Is there any rule, when I like to find cosine similarity between two documents that have different number of words?
The standard formula does not require the number of words to match. You can just sum over the union of the words of both documents. All words that are in B but not in A give rise to a 0 in the word vector for A. All words that are in A but not in B give rise to a 0 in the word vector for B.
Imagine I have a table which stores a series of sparse vectors. A sparse vector means that it stores only the nonzero values explicitly in the data structure. I could have a 1 million dimensional vector, but I only store the values for the dimensions which are nonzero. So the size is proportional to the number of nonzero entries, not the dimensionality of the vector.
Table definition would be something like this:
vector_id : int
dimension : int
value : float
Now, in normal programming land I can compute the inner product or dot product of two vectors in O(|v1| + |v2|) time.

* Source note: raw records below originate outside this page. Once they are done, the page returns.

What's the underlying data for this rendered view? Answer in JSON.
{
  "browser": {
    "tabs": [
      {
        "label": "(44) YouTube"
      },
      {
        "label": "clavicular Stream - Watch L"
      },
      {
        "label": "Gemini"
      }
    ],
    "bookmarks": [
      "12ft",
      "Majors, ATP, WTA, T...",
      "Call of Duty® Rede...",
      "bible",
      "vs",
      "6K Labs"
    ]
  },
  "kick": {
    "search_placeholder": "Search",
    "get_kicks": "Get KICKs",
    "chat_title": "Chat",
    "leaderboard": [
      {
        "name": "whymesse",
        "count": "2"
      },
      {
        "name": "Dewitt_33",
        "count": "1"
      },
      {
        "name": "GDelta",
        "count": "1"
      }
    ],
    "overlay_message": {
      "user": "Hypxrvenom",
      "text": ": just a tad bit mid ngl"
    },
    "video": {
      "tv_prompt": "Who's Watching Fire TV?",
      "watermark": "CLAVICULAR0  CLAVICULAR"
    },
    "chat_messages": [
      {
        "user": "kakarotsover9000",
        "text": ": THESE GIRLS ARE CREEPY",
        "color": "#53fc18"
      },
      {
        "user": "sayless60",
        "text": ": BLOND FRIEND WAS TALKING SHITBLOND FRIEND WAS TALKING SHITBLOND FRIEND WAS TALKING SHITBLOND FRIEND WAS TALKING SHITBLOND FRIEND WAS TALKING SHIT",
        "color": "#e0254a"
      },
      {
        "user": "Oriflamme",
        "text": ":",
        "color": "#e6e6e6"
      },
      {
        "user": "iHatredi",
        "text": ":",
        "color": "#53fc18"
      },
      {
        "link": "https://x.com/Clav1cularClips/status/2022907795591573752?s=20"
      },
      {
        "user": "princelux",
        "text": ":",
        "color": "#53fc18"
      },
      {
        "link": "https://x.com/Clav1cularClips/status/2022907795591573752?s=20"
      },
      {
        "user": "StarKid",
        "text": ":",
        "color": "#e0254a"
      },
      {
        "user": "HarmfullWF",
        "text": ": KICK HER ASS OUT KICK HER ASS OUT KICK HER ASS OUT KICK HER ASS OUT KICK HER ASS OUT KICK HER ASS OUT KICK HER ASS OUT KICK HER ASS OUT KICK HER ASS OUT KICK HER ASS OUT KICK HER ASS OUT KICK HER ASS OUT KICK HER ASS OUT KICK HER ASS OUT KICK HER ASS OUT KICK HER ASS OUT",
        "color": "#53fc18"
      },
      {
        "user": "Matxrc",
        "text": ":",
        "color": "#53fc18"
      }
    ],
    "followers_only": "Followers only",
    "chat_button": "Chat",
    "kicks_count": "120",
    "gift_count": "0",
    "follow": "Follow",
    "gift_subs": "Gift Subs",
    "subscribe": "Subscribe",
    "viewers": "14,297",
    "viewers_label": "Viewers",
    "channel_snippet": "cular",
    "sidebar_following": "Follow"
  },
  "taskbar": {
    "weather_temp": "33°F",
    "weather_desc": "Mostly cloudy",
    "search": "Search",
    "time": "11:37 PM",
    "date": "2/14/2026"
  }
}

Basically the algorithm is to store the sparse vectors sorted by dimension and iterate through the dimensions in each until you find collisions between dimensions and multiply the values of the shared dimension and keep adding those up until you get to the end of either one of the vectors.
What's the fastest way to pull this off in SQL?
You should be able to replicate this algorithm in one query:
select sum(v1.value * v2.value)
from vectors v1
inner join vectors v2
on v1.dimension = v2.dimension
where v1.vector_id = ...
and v2.vector_id = ...